Statistics confirm pensions time bomb
The low fertility rate and higher life expectancy have turned the pensions issue into a time bomb, according to David Spiteri Gingell, a leading consultant on the pensions reform. Mr Spiteri Gingell, who had drafted the White Paper on pensions reform...
The low fertility rate and higher life expectancy have turned the pensions issue into a time bomb, according to David Spiteri Gingell, a leading consultant on the pensions reform.
Mr Spiteri Gingell, who had drafted the White Paper on pensions reform in 2004, said demographic statistics were showing the issue had to be addressed because it was a time bomb.
Speaking at a seminar on World Statistics Day last week, he said the country would eventually end up in a situation where there were more people receiving a pension and fewer contributing to it.
Apart from analysing past data, it was also important to project where that data was leading and policies should reflect this, Mr Spiteri Gingell said.
According to Malta in Figures 2010, live births in Malta between 1958 and 2009 were halved, with more than 8,000 births in 1958 plummeting to the present figure of 4,143. This translates to a birth rate of 10 per 1,000 people while the death rate last year was 7.8 per 1,000, with 3,221 dying, bringing the population down by 1.5 per cent to 412,970. The population as of 2008 stood at 413,609.
In July, a report issued by the European Commission placed Malta with a group of 15 member states that had problems relating to the long-term sustainability of their public finances and had called for urgent reforms in the pensions and healthcare sectors.

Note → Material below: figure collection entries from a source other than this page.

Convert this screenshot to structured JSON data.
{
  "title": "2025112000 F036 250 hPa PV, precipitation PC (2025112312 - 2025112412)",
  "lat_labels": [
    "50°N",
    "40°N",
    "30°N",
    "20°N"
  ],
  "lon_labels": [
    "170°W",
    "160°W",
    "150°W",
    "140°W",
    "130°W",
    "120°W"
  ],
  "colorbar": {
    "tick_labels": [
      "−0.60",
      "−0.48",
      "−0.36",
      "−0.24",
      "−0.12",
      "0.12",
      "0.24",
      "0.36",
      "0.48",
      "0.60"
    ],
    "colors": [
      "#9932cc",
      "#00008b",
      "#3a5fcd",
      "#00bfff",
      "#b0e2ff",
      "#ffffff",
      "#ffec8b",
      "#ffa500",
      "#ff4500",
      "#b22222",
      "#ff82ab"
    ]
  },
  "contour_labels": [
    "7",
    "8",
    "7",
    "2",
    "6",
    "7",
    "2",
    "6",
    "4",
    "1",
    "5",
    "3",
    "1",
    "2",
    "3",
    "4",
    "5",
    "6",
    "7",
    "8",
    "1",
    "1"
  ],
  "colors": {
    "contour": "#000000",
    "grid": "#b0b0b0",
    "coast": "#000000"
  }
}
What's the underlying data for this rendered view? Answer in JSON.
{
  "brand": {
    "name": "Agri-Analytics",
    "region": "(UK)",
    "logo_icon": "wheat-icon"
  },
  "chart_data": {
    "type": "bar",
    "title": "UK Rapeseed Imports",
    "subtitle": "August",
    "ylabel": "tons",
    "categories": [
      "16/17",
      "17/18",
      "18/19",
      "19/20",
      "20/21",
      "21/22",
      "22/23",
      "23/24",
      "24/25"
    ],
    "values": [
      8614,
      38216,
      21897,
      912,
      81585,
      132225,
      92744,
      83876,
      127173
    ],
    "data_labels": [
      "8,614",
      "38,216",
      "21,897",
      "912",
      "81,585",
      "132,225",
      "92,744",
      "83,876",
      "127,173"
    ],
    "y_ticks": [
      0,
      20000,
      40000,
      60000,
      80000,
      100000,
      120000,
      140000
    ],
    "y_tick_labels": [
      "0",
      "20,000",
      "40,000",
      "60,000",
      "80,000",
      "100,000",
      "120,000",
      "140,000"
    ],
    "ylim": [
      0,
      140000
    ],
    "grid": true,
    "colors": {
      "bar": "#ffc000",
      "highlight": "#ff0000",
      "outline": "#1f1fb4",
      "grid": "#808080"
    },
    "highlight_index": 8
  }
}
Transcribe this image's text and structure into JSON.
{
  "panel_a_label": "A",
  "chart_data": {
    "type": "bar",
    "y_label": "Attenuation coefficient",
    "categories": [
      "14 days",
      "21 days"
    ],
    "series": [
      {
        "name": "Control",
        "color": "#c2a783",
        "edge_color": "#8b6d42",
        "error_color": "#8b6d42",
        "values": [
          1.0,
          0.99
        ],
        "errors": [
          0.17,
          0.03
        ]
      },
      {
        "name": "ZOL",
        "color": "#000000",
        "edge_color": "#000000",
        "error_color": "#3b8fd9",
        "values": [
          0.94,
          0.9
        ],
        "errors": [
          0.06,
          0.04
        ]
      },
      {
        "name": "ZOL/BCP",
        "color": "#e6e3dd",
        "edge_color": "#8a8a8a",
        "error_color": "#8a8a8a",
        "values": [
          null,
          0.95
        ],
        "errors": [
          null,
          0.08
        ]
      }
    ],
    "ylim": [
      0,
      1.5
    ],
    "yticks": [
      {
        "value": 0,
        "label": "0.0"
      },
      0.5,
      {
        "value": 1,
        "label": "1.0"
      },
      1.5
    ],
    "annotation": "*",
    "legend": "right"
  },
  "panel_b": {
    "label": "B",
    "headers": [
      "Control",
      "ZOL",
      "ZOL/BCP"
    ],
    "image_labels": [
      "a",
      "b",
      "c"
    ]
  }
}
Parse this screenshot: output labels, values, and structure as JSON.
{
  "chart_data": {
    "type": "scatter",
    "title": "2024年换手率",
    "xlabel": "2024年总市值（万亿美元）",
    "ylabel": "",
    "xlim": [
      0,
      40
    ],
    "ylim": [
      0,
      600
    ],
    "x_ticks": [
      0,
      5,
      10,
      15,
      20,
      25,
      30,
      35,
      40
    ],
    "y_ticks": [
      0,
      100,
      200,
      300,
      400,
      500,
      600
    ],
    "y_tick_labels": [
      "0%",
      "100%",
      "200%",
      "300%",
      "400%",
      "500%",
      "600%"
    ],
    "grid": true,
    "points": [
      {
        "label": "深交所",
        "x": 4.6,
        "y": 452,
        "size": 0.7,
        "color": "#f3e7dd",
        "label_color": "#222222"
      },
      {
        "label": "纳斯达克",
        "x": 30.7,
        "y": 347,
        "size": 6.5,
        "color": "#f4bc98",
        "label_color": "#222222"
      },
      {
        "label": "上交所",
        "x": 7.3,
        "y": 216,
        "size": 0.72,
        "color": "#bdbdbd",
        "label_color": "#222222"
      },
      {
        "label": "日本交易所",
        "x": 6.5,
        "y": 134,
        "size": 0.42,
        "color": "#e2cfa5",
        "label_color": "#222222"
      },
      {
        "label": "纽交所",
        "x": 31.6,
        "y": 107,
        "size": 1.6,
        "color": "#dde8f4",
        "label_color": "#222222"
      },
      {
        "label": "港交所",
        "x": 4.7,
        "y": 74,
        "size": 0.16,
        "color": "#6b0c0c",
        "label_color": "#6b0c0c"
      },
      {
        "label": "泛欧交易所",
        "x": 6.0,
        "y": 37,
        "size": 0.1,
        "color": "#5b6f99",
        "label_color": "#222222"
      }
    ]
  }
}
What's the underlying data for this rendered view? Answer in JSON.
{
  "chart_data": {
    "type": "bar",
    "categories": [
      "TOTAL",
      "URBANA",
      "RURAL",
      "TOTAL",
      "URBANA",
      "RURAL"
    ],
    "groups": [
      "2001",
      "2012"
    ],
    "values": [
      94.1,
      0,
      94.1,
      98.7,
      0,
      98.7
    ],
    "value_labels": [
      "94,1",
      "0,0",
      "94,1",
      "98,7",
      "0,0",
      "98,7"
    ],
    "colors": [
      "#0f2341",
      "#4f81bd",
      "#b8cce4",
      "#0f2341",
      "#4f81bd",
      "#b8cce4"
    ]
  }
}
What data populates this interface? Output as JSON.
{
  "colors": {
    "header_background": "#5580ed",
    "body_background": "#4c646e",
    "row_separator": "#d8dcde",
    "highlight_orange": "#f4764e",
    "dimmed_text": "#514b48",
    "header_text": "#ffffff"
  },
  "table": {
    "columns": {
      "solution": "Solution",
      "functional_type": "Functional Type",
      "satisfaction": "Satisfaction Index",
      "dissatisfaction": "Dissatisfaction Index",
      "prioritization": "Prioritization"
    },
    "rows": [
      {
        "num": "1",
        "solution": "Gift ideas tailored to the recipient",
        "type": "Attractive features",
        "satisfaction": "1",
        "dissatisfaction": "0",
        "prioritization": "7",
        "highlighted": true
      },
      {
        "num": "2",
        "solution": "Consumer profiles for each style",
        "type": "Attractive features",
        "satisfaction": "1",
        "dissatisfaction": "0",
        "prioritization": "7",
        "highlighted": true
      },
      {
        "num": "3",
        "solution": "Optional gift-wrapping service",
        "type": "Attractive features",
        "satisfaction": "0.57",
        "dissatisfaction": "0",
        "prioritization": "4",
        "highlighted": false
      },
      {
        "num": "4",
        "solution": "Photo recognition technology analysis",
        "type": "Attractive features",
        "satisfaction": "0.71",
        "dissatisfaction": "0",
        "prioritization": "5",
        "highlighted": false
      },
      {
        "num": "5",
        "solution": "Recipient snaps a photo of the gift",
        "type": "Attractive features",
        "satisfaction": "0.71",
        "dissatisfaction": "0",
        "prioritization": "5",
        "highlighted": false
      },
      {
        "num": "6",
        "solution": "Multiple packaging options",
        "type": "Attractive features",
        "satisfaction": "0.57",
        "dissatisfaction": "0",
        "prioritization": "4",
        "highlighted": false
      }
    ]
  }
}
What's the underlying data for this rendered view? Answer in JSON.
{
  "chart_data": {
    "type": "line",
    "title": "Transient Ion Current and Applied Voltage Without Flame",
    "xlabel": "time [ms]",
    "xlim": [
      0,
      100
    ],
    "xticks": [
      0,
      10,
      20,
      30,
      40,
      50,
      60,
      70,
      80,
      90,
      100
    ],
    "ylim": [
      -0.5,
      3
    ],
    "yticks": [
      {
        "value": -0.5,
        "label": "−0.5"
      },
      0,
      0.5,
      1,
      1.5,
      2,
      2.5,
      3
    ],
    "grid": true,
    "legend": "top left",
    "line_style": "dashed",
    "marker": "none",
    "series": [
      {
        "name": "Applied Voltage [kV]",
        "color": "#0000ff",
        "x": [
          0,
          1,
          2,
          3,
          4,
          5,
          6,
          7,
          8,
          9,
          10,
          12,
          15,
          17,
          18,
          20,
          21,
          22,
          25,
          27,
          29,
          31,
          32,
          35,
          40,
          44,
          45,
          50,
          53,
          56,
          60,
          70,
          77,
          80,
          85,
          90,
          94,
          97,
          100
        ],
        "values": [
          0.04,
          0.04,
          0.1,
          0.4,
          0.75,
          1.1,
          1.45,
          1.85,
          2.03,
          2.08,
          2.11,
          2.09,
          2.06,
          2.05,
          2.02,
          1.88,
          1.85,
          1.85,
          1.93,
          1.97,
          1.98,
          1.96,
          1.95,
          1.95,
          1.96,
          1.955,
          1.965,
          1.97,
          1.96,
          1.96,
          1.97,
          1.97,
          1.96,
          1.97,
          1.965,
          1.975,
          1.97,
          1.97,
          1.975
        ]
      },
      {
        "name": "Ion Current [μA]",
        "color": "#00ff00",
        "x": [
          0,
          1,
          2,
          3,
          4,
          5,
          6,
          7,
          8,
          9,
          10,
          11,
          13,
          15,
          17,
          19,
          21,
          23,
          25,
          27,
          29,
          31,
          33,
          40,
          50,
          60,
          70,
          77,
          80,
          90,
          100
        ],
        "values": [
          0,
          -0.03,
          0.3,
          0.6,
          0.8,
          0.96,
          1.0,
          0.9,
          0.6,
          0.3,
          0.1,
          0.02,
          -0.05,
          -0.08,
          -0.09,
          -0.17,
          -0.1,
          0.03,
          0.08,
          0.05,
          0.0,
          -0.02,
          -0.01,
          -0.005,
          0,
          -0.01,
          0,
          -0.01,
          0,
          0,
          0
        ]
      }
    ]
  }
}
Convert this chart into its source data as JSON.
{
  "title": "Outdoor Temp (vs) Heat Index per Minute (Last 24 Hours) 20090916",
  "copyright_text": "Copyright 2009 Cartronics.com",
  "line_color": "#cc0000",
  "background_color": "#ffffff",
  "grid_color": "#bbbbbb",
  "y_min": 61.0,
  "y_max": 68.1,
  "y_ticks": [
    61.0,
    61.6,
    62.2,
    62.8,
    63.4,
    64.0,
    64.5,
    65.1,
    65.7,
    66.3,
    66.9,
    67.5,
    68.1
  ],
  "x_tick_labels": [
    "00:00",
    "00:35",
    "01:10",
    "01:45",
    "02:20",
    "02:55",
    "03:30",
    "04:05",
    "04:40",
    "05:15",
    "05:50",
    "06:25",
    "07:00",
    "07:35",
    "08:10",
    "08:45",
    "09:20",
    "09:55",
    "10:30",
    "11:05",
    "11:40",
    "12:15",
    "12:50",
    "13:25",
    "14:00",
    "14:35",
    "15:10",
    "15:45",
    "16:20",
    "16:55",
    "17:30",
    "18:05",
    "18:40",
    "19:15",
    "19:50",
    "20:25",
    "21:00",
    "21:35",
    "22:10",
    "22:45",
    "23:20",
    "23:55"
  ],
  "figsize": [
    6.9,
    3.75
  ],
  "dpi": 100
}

Shortly after, Prime Minister Lawrence Gonzi announced the government had started an internal exercise to take stock of the pensions reform, indicating that the second pillar of the reform – private pensions – would have to be “fine tuned”.
In an interview with The Sunday Times in November 2004, Mr Spiteri Gingell had warned that the status quo was not an option. “It willlead to a situation where revolutionary solutions will have to be implemented at some time,” Mr Spiteri Gingell had said.
Six years ago, his working group had proposed a three-pillar system: the first pillar, which is the two-thirds government pension with several proposed changes; the second pillar, where people will be obliged to put some savings into a private pension scheme; and an optional third pillar proposing tax incentives to encourage people to save in other pension schemes.